C and D. Articular chondrocytes incubated with FITC-hyaluronan decorated with aggrecan fragments for 3 hours, were treated with trypsin to remove the extracellular components, revealing the internalization (i) of both fl-HA (panel C) and aggrecan fragments (panel D). Nuclei are visualized by the blue DAPI fluorescence.
E. Internalization (i) of aggrecan fragments (Texas red) bound to hyaluronan by articular chondrocytes.
F.There was no internalization (i) of aggrecan fragments when chondrocytes (blue nuclei) were incubated in the continued presence of dilute Streptomyces hyaluronidase. Thus the internalization of aggrecan fragments is dependent on the presence of hyaluronan.

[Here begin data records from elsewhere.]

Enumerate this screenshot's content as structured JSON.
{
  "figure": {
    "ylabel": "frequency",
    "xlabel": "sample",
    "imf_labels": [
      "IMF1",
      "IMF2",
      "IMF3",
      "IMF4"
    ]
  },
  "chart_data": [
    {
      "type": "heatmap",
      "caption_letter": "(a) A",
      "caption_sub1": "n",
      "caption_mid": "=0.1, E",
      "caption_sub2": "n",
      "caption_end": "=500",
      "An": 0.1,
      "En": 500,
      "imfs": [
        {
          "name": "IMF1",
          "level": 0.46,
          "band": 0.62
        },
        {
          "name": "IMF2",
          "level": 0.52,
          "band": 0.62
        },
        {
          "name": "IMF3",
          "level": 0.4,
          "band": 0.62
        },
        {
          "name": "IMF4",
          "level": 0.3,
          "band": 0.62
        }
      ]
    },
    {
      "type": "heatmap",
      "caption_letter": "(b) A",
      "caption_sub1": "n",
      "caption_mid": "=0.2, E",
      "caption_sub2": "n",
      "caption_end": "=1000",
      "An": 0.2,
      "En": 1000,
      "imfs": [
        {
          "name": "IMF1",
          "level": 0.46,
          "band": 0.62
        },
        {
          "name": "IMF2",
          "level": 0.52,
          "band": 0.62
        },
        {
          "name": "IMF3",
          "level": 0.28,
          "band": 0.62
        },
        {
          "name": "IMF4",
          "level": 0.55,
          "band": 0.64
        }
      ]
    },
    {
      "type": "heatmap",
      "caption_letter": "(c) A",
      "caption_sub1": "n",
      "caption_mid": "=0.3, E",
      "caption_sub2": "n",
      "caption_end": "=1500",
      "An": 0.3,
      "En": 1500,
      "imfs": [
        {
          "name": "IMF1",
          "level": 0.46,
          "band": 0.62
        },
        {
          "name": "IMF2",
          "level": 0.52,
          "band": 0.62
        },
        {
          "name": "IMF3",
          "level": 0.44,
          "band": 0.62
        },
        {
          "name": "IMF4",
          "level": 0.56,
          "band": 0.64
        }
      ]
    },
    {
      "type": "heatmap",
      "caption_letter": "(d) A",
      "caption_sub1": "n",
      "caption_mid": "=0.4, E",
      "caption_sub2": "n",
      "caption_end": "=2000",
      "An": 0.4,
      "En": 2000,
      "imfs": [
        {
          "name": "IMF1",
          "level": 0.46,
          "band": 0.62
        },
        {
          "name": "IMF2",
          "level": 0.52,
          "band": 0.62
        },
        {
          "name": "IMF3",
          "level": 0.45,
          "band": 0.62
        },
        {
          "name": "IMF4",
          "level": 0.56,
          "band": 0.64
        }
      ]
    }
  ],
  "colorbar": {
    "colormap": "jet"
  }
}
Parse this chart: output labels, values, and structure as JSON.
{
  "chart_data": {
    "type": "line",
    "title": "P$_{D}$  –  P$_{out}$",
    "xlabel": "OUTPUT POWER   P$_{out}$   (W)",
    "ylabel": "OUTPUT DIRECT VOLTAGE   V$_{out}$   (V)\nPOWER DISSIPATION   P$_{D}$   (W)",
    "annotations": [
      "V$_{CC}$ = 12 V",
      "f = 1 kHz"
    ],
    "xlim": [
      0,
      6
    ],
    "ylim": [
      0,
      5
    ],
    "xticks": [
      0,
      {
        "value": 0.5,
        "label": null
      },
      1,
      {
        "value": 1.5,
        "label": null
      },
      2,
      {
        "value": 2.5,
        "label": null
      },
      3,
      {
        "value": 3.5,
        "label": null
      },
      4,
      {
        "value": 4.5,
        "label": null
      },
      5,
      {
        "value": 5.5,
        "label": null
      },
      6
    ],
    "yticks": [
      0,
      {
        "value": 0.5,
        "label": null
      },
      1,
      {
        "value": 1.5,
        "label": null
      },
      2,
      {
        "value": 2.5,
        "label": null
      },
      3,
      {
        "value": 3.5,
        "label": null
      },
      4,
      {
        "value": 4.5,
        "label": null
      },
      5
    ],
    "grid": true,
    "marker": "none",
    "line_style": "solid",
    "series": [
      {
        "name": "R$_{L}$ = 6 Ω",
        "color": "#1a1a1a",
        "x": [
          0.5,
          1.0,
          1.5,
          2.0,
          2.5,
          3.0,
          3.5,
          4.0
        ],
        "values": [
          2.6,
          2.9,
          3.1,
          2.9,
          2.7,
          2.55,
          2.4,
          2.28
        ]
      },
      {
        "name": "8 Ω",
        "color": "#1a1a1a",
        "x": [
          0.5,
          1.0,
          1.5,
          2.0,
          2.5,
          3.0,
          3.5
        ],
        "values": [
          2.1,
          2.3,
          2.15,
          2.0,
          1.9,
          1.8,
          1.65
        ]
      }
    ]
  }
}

G. There was no internalization (i) of aggrecan fragments when by transfected chondrocytes over-expressing the dominant negative CD44Δ67 that has a truncated cytoplasmic domain. The cell on the left was visualized in the red and blue channels, with no internalization of bHABP-Texas Red. The same cell, on the right, was visualized in 3-color fluorescence to show the co-expression of GFP indicative of CD44Δ67 expression in the background of the wildtype CD44. Thus the internalization of aggrecan fragments is dependent on the presence of functional CD44. Special thanks to Dr. Jennifer J. Embry of Dr. W. Knudsons laboratory for panels A to G.

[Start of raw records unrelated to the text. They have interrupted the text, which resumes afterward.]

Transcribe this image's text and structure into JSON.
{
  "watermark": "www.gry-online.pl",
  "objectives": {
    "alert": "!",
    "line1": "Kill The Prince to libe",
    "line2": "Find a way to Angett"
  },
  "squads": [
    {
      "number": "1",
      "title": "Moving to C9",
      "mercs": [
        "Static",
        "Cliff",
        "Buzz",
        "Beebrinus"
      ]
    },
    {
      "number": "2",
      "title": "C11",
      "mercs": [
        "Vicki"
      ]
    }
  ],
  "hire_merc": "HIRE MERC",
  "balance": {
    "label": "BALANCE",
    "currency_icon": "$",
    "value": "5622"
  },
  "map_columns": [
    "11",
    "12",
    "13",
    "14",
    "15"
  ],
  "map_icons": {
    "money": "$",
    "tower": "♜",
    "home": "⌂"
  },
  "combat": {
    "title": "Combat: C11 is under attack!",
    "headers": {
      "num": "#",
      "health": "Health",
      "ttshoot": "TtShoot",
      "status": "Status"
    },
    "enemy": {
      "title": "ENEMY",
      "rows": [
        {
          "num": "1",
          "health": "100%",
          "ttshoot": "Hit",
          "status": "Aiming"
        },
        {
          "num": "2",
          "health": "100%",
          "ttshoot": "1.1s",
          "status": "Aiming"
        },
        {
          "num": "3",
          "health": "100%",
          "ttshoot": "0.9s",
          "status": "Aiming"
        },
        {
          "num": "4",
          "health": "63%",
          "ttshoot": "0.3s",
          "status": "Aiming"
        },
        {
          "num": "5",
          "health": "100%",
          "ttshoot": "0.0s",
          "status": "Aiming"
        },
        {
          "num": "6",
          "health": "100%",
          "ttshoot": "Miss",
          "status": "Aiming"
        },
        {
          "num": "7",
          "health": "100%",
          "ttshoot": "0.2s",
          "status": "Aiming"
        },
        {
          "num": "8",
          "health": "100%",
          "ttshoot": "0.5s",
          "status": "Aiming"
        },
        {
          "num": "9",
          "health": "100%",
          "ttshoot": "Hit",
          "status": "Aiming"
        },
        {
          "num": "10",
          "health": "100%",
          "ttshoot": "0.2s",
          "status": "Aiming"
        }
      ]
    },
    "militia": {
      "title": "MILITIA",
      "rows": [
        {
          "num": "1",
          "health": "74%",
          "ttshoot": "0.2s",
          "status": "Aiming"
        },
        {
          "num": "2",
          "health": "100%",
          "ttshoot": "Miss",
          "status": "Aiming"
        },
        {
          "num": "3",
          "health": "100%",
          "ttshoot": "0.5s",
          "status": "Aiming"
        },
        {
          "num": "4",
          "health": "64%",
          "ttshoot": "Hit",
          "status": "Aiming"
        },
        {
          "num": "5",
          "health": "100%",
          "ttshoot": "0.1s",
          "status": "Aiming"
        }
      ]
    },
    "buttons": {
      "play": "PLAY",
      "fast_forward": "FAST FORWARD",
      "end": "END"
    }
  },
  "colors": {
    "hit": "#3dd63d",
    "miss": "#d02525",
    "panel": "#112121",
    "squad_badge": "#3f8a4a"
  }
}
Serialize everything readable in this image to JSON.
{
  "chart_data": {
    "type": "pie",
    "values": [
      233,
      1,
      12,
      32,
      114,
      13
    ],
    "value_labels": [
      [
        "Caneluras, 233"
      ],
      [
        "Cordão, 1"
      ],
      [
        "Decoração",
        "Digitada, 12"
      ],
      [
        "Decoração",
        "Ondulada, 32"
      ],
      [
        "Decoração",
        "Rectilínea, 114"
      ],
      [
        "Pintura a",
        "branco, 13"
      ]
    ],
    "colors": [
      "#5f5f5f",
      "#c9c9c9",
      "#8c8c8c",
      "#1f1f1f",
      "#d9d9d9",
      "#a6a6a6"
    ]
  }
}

H. Retention of the chondrocyte pericellular matrix is dependent on the presence of functional CD44. The pericellular matrix of adult articular chondrocytes was visualized by the particle exclusion assay1. Transfected chondrocytes over-expressing the dominant negative CD44Δ67 (GFP positive cell; arrow) in the background of the wildtype CD44 no longer retain a pericellular matrix. Special thanks to Miss Gabriela Lobato, a high school summer intern in Dr. C. Knudsons laboratory, who performed this experiment.
Assembly and retention of the pericellular matrix of many cells involves CD44-hyaluronan interactions. The CD44 receptor serves as the primary receptor for hyaluronan, providing cells a mechanism for attachment to or for sensing changes in hyaluronan, mediating cell-cell and cell-matrix interactions. CD44 can also serve as a docking protein to organize other molecules in the pericellular matrix or cortical cytoplasm. Recently we reported a mechanism by which changes in hyaluronan-cell interactions modulate the cellular responsiveness to BMPs8. The interaction between CD44 and Smad1 links a BMP signal transduction cascade with CD44-hyaluronan interactions. Functional CD44 expression and CD44-hyaluronan ligation promotes a robust cellular response to BMP-7 that is initiated by Smad1 phosphorylation and nuclear translocation8. Disruption of hyaluronan binding to CD44 results in a decreased BMP response. These studies support the paradigm wherein changes in the hyaluronan-dependent extracellular matrices modulate signal transduction, culminating in differentiation, disease or tissue homeostasis.